I celebrate Mass in a shantytown each Sunday morning. After Mass recently, I was invited to bless a house. Filipinos will not sleep in a house where a murder has taken place until it is blessed. We proceeded along the narrow pathways in the shantytown. Towards the end of the pathway I was led through a narrow passageway which then led to very narrow stairs up to a small room. The couple living there told me their brother, who had slept on plywood in a corner of the shack, had been shot dead at close range by a policeman who had made his way up the narrow stairs. Such incidents are all too common especially in poor areas in this ongoing war against drugs. Since the new government took over in July 2016 some 4,000 people have been summarily executed. They are suspected drug dealers and addicts denied the due process that is their right. This is despite many concerns raised by prominent human rights advocates. Agnes Callamard, the UN Special Rapporteur on extrajudicial and summary executions has highlighted, “The State has a legally binding obligation to ensure the right to life and security of every person in the country, whether suspected of criminal offences or not.”
I was asked to bless another home where the man of the house had been shot dead as he rested. It was a two-storey rickety shack. His wife showed me their small baby. Afterwards, the woman living downstairs asked me to bless her room. She pointed out to me the ceiling boards where the victim’s blood had trickled down. The wake was held on the street because the shack was too small for the coffin.
Another woman talked about how her husband had been shot in front of their children. He pleaded to be allowed to kiss his children goodbye. That was denied to him and he was taken outside and summarily executed. Even when people surrender they are shot dead in this sustained ‘war on drugs’. To add insult to injury the poor people have to raise funds to bury their murdered loved ones. In the Year of Mercy the killing went on without mercy. The appeals of human rights groups, the US, EU, the International Criminal Court, to end the summary executions are ignored. The aim is to kill three million. President Duterte has made his intentions clear as a GMA News report revealed. “If Germany had Hitler, the Philippines would have...,” he said, pausing and pointing to himself... “There are three million drug addicts. I’d be happy to slaughter them.”

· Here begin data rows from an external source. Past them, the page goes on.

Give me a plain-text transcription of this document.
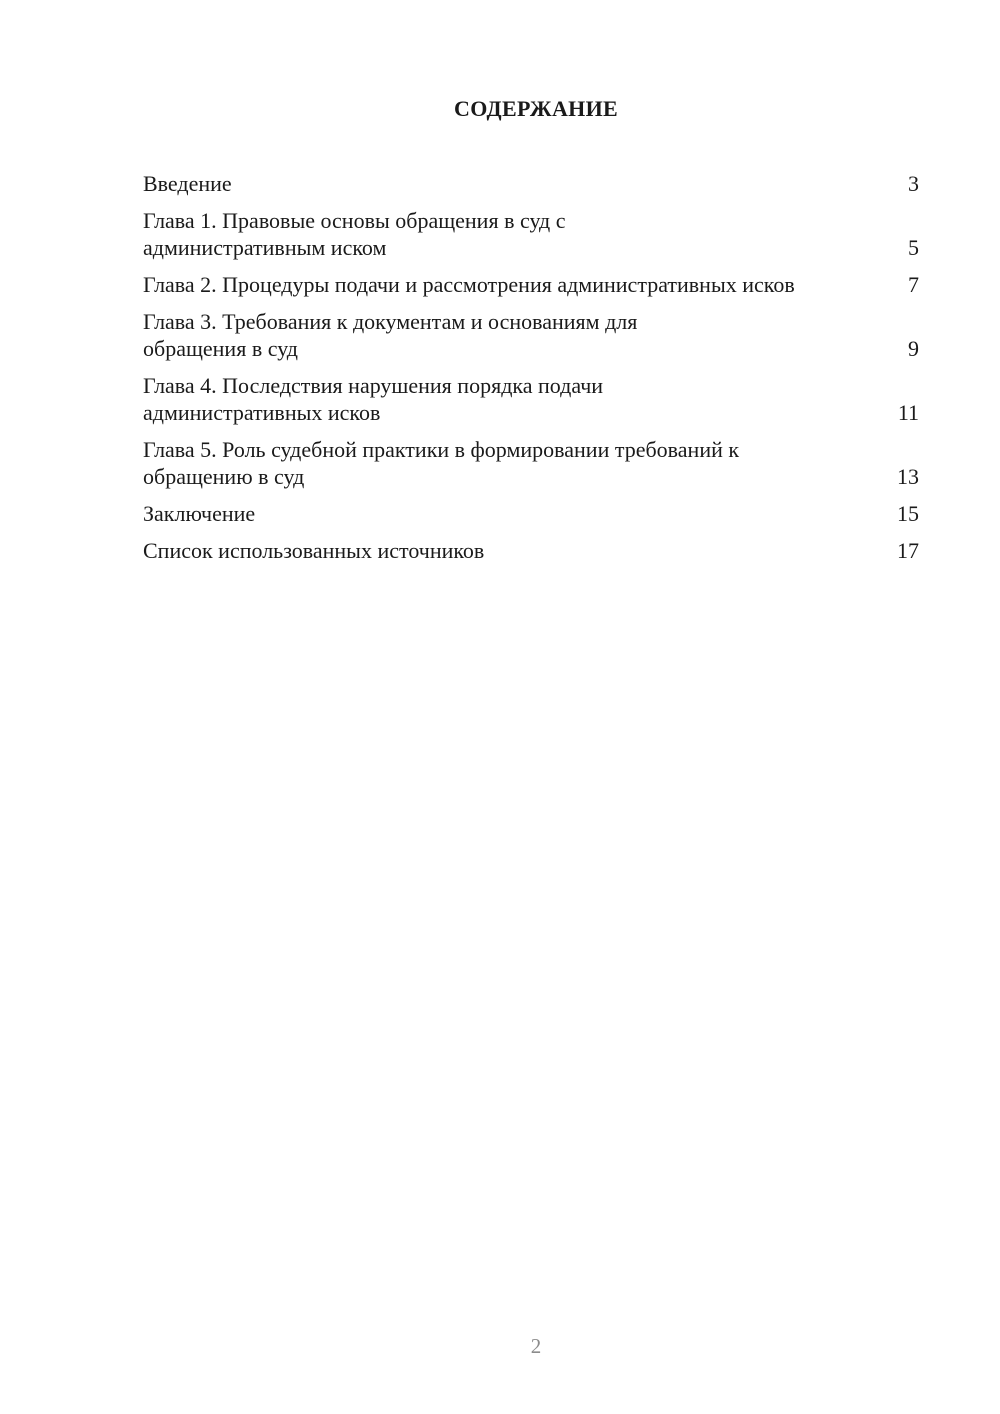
СОДЕРЖАНИЕ
Введение	3
Глава 1. Правовые основы обращения в суд с административным иском	5
Глава 2. Процедуры подачи и рассмотрения административных исков	7
Глава 3. Требования к документам и основаниям для обращения в суд	9
Глава 4. Последствия нарушения порядка подачи административных исков	11
Глава 5. Роль судебной практики в формировании требований к обращению в суд	13
Заключение	15
Список использованных источников	17
2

The root cause of drug addiction is poverty. Many children cannot go to school so they are illiterate and can find no employment; then they become involved in the drugs trade to survive. Some live on the streets, others in one-roomed shacks in inhumane conditions. They sniff glue and the solvent shabu to assuage the pangs of hunger. There are no concrete programmes to address the problems of unemployment, inadequate housing, subsidised food and education for the poor.
The human cost of the ‘war on drugs’ is enormous. Families are devastated. Communities are infiltrated by spies and informers. Many become widows and orphans. Even women are being killed by the police or vigilante groups. One woman was hired by her husband to become a killer; as no one would have suspected her to be an assassin, she was able to move in and kill at close range. She has already killed six. She regrets what she has done as she herself has children. But if she quits this bloody ‘job’ she fears that she too will be killed.
In theory, suspected drug users are given the choice of surrendering or being shot. Often those who surrender are still shot dead. If not, they are imprisoned in inhumane over-crowded jails in terrible conditions. They are supposed to go to a rehabilitation centre but these are few and far between. There is a serious shortage of doctors, nurses and trained counsellors to help addicts to recover. They are sick people in need of healing from their addiction not criminals to be shot at sight.
Church people are being asked to help in the rehabilitation process but they are unprepared for the huge numbers. The killing must stop and the victims of drug addiction must be given a chance to recover and rebuild their lives. That is their basic human right. Unless the Government changes its policy, the killing will continue and we’ll have many more destitute widows and orphans. There must be another way to deal with the drugs menace. The people deserve better. •
Fr John A. Keenan is from Scardaune, Claremorris, Co Mayo. He has served in the Manila area of the Philippines since 1966, apart from ten years spent in Ireland, England and Scotland.